On the one hand, I can't say this is exactly good news for Open Source (OS) projects since all it really means for Google to have given a "free pass" to one high-profile OS project is that they've evaluated the pros and cons of either suing or automatically granting a license and decided that granting a license garners better monetary returns via PR than suing does. It does nothing to help any other OS project with a lesser profile. Also, the Apache license contains no "patent non-compete" clauses, so this announcement is of questionable value to downstream projects.
Which brings me to the second point... basically the ridiculousness of software patents in general. It's quite clear that the "map-reduce" principle has been well known in computer science since, well, pretty much forever. I enter in as evidence here the well-known "mergesort" algorithm. Map-reduce is nothing more than a generalisation of the basic idea of mergesort: ie, partition the problem space, have each partition operated on individually, and have a (usually O(n)) "reduction" step when all partitions have been processed.
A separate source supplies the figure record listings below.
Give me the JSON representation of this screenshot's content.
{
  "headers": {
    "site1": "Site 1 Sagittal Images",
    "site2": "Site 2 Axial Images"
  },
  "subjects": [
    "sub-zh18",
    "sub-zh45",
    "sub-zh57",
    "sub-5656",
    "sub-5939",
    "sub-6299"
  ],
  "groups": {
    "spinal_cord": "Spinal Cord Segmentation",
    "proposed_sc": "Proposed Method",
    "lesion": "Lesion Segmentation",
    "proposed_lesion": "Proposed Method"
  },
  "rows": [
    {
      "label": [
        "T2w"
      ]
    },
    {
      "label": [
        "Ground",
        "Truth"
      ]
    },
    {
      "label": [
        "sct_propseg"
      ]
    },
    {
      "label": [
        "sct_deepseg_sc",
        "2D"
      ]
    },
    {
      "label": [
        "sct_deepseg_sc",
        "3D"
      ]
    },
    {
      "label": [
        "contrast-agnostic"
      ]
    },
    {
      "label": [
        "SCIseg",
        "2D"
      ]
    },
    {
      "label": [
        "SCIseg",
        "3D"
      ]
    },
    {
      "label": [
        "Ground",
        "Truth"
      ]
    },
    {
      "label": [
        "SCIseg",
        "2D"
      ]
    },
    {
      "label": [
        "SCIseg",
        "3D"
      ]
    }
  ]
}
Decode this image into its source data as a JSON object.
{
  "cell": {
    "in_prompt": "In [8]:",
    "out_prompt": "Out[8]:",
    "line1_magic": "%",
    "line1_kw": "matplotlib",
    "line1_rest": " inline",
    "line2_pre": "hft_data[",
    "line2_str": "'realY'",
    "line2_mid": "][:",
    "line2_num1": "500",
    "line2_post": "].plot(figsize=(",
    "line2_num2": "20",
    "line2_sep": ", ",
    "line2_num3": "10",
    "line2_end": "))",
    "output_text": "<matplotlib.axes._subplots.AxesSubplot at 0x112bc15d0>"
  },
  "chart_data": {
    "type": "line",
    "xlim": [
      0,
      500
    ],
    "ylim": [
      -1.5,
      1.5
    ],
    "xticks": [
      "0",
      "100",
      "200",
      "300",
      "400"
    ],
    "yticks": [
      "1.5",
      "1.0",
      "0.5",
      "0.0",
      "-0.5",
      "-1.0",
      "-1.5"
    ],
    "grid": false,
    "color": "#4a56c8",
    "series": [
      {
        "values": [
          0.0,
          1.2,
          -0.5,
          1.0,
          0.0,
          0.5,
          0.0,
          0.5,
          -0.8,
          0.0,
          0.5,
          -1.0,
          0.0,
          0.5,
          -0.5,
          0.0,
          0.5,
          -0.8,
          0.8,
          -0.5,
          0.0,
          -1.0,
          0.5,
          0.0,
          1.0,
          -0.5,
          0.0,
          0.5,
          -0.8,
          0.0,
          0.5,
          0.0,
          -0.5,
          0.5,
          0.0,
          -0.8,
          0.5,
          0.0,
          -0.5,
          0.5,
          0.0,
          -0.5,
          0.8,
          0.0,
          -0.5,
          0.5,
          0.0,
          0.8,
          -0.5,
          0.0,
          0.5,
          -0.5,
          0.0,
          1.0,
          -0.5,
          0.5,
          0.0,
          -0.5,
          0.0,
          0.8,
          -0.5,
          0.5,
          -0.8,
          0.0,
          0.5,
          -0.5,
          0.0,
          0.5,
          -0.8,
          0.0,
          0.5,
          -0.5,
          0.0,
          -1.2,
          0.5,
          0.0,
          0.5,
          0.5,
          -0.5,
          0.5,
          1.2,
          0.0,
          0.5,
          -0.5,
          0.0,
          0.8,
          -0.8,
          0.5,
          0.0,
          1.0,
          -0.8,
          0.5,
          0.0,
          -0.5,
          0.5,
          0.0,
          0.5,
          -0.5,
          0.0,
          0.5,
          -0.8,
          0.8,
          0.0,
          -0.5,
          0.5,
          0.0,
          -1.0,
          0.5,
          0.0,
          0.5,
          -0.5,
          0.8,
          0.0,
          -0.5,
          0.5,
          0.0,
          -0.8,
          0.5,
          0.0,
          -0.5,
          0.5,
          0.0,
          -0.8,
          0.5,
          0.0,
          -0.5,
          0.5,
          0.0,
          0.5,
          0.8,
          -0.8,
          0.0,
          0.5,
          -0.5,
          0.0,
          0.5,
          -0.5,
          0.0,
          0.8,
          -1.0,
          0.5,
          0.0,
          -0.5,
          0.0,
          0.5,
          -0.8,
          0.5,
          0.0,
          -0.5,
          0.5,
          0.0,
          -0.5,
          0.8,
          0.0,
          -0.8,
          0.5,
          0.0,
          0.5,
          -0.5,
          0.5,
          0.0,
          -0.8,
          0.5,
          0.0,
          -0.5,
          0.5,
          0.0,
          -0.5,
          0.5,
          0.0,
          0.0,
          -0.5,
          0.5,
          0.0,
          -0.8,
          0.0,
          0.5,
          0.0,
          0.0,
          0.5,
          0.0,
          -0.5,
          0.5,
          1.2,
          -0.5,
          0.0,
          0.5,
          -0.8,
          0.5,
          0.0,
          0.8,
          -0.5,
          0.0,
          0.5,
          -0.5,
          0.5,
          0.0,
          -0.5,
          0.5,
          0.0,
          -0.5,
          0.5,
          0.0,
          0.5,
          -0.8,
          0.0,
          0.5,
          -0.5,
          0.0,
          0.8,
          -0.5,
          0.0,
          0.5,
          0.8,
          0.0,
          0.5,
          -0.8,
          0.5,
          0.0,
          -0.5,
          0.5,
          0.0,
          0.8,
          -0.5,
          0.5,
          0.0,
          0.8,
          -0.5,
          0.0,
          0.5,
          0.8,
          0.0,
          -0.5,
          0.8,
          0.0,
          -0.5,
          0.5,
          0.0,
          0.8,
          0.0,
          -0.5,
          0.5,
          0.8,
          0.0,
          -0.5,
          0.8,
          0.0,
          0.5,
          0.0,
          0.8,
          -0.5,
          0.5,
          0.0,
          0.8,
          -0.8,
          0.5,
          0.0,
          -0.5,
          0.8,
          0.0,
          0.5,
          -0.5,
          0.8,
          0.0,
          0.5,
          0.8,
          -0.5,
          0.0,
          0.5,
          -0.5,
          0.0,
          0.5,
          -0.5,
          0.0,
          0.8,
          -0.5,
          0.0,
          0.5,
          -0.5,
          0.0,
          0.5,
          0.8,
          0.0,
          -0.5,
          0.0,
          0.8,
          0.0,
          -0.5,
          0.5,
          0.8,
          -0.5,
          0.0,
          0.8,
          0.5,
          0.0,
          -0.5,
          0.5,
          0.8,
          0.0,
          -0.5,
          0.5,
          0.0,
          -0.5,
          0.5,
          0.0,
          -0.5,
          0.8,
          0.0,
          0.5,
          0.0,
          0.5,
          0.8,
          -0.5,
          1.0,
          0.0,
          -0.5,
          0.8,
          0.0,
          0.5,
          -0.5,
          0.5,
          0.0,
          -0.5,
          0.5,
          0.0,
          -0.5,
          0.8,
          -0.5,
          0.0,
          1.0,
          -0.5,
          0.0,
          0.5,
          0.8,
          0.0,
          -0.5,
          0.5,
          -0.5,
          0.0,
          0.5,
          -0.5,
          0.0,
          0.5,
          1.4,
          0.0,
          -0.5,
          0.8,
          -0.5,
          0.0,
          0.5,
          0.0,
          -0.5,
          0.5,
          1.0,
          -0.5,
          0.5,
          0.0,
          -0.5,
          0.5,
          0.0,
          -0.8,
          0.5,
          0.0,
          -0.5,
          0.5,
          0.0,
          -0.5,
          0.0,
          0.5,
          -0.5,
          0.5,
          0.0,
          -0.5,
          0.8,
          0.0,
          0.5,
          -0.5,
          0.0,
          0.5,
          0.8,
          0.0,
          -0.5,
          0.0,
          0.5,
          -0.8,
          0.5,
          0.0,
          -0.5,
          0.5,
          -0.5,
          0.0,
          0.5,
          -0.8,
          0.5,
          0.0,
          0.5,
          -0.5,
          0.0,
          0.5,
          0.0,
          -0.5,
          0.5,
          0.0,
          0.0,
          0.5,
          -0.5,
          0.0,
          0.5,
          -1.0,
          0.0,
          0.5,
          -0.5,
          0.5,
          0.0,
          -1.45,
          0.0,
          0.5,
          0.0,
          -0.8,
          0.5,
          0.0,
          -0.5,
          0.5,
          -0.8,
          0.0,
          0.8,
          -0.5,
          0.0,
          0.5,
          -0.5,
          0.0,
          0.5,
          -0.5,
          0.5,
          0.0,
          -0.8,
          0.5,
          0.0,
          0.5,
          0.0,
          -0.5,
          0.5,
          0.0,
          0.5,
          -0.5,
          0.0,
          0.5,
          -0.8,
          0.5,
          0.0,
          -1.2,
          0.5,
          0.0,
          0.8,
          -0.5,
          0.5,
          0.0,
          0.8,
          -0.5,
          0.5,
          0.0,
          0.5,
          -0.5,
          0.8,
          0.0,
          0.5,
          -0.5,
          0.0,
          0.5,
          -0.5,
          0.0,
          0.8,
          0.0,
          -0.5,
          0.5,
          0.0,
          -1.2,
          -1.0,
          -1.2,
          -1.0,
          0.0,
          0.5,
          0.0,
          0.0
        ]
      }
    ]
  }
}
It's a sad day when a generalisation of a well-known technique can get patent protection. This both from the point of view of mathematical abstractions (which shouldn't be patentable in general, and generalisations doubly so) and basic computer science (where algorithms in general shouldn't be patentable, and even if a case could be made for them, they'd have to be *more* specific, not less). Both are obviously flip sides of the same coin.
And one more point. All the previous commenters are idiots. Or possibly shills, but I'd prefer to apply Hanlon's Razor, obviously.
I wouldn't assume Microsoft Bing is using Google technology for Bing. A quick review of the Microsoft Research web site will find a compelling technology and programming environment known as Dryad and Dryad LINQ ( language inline native query ) that offers another way to get the functionality many people find useful in Hadoop.
I think the comment in the article relative to the use of Hadoop in Bing is a bit of flame bait and opinion, not a fact.